Au début du mois, Eric Girard disait vouloir rester prudent notant, par exemple, le ralentissement de l’économie québécoise à partir de la seconde moitié de l’année dernière. Il avait effectivement signalé aussi son intention d’accélérer les dépenses publiques d’ici la présentation de son premier budget attendu en mars. Il avait également ouvert la porte à des « mesures ciblées » destinées à « l’amélioration des services publics » si des sommes restaient à dépenser.

Ce ne serait pas la première année que le gouvernement québécois sous-estime sa marge de manoeuvre budgétaire, observe Mia Homsy. Depuis 2014, chacun de ses exercices financiers prévoyait un déficit à la fin de l’année, « ou, au mieux, l’équilibre budgétaire », mais s’est bouclé avec des surplus de près de 2 milliards sur un budget total d’un peu plus de 100 milliards.

Les raisons de ces surplus ont varié, rappelle l’IdQ. Durant les années de « rigueur » libérale, ce sont principalement les dépenses qui étaient constamment inférieures aux prévisions.
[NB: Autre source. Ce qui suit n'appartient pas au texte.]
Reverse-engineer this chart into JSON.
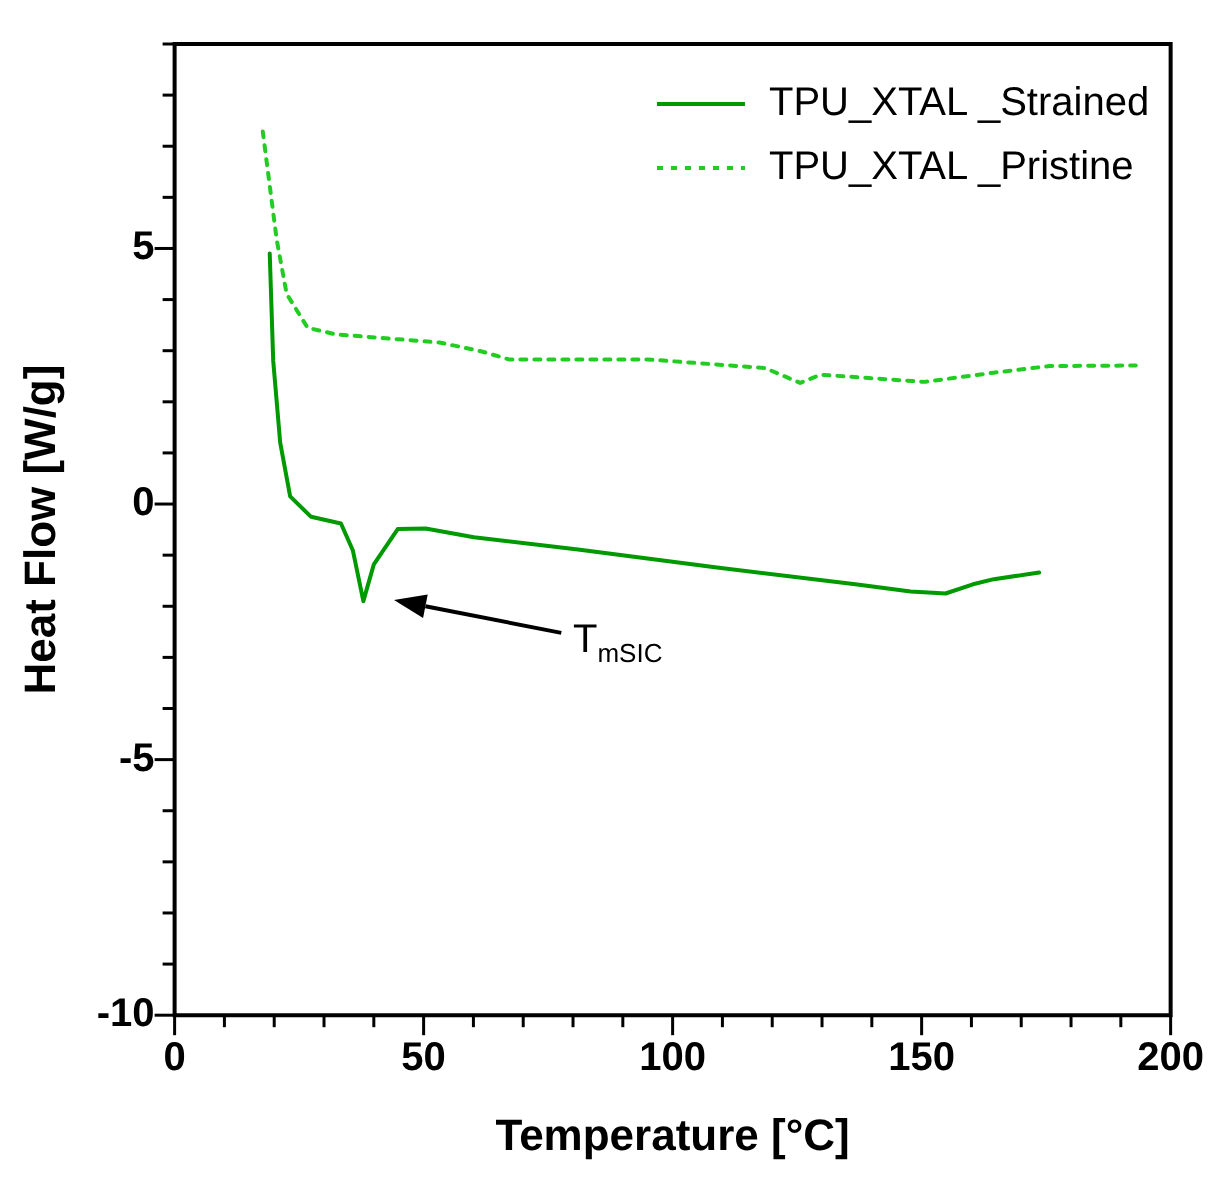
{
  "chart_data": {
    "type": "line",
    "xlabel": "Temperature [°C]",
    "ylabel": "Heat Flow [W/g]",
    "xlim": [
      0,
      200
    ],
    "ylim": [
      -10,
      9
    ],
    "xticks": [
      0,
      {
        "value": 10,
        "label": null
      },
      {
        "value": 20,
        "label": null
      },
      {
        "value": 30,
        "label": null
      },
      {
        "value": 40,
        "label": null
      },
      50,
      {
        "value": 60,
        "label": null
      },
      {
        "value": 70,
        "label": null
      },
      {
        "value": 80,
        "label": null
      },
      {
        "value": 90,
        "label": null
      },
      100,
      {
        "value": 110,
        "label": null
      },
      {
        "value": 120,
        "label": null
      },
      {
        "value": 130,
        "label": null
      },
      {
        "value": 140,
        "label": null
      },
      150,
      {
        "value": 160,
        "label": null
      },
      {
        "value": 170,
        "label": null
      },
      {
        "value": 180,
        "label": null
      },
      {
        "value": 190,
        "label": null
      },
      200
    ],
    "yticks": [
      -10,
      {
        "value": -9,
        "label": null
      },
      {
        "value": -8,
        "label": null
      },
      {
        "value": -7,
        "label": null
      },
      {
        "value": -6,
        "label": null
      },
      -5,
      {
        "value": -4,
        "label": null
      },
      {
        "value": -3,
        "label": null
      },
      {
        "value": -2,
        "label": null
      },
      {
        "value": -1,
        "label": null
      },
      0,
      {
        "value": 1,
        "label": null
      },
      {
        "value": 2,
        "label": null
      },
      {
        "value": 3,
        "label": null
      },
      {
        "value": 4,
        "label": null
      },
      5,
      {
        "value": 6,
        "label": null
      },
      {
        "value": 7,
        "label": null
      },
      {
        "value": 8,
        "label": null
      },
      {
        "value": 9,
        "label": null
      }
    ],
    "grid": false,
    "legend": "top right",
    "marker": "none",
    "series": [
      {
        "name": "TPU_XTAL _Strained",
        "color": "#009900",
        "line_style": "solid",
        "x": [
          19.1,
          19.8,
          21.2,
          23.2,
          27.4,
          33.4,
          35.8,
          37.9,
          40,
          44.8,
          50.4,
          60.1,
          81,
          108.9,
          136.7,
          147.8,
          154.8,
          160.3,
          164.5,
          173.6
        ],
        "values": [
          4.9,
          2.8,
          1.2,
          0.15,
          -0.25,
          -0.38,
          -0.91,
          -1.9,
          -1.18,
          -0.49,
          -0.48,
          -0.65,
          -0.89,
          -1.24,
          -1.57,
          -1.71,
          -1.75,
          -1.57,
          -1.47,
          -1.34
        ]
      },
      {
        "name": "TPU_XTAL _Pristine",
        "color": "#22cc22",
        "line_style": "dotted",
        "x": [
          17.7,
          19.1,
          20.5,
          22.5,
          26.7,
          32.3,
          53.2,
          61.5,
          67.1,
          94.9,
          118.6,
          125.6,
          129.7,
          150.6,
          164.5,
          175.7,
          193
        ],
        "values": [
          7.29,
          6.23,
          5.17,
          4.11,
          3.45,
          3.32,
          3.16,
          2.99,
          2.83,
          2.83,
          2.66,
          2.37,
          2.53,
          2.39,
          2.57,
          2.7,
          2.71
        ]
      }
    ],
    "annotations": [
      "T$_{mSIC}$"
    ]
  }
}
Ensuite, ce sont les revenus qui ont été plus élevés, à la faveur notamment du dynamisme économique, mais aussi les coûts de la dette qui ont été moindres et encore et toujours les organismes comme la RAMQ et la SAAQ qui ont obtenu de meilleurs résultats que prévu.

Besoin de transparence

 

Mia Homsy dit comprendre qu’au ministère des Finances on veuille rester prudent pour ne pas se faire piéger par un retournement de la conjoncture économique, particulièrement dans un contexte où le vieillissement de la population laisse entrevoir une baisse du potentiel de croissance économique et une hausse des dépenses en santé. « Il serait quand même important de viser la plus grande transparence possible sur ces tendances, insiste-t-elle. Ne serait-ce que pour pouvoir en débattre publiquement de façon éclairée. »

On pourrait commencer par distinguer, dans les statistiques officielles, quelle part des surplus (ou des déficits) est attribuable à des facteurs structurels, et donc récurrents, ou à des phénomènes conjoncturels sur lesquels on ne peut pas compter à long terme.

Une estimation plus précise des surplus « nous permettrait aussi de mieux planifier les investissements publics et d’éviter d’encourager l’accélération des dépenses en fin d’exercice, comme ce fut le cas l’an dernier », fait-elle valoir. Une telle façon de procéder est sûrement loin d’être la plus efficace et rationnelle « et ne devrait pas devenir la norme ».


 

Une version précédente de cet article, qui indiquait que le versement de Québec au Fonds des générations était estimé à 1,7 milliard par l'IdQ, a été corrigée.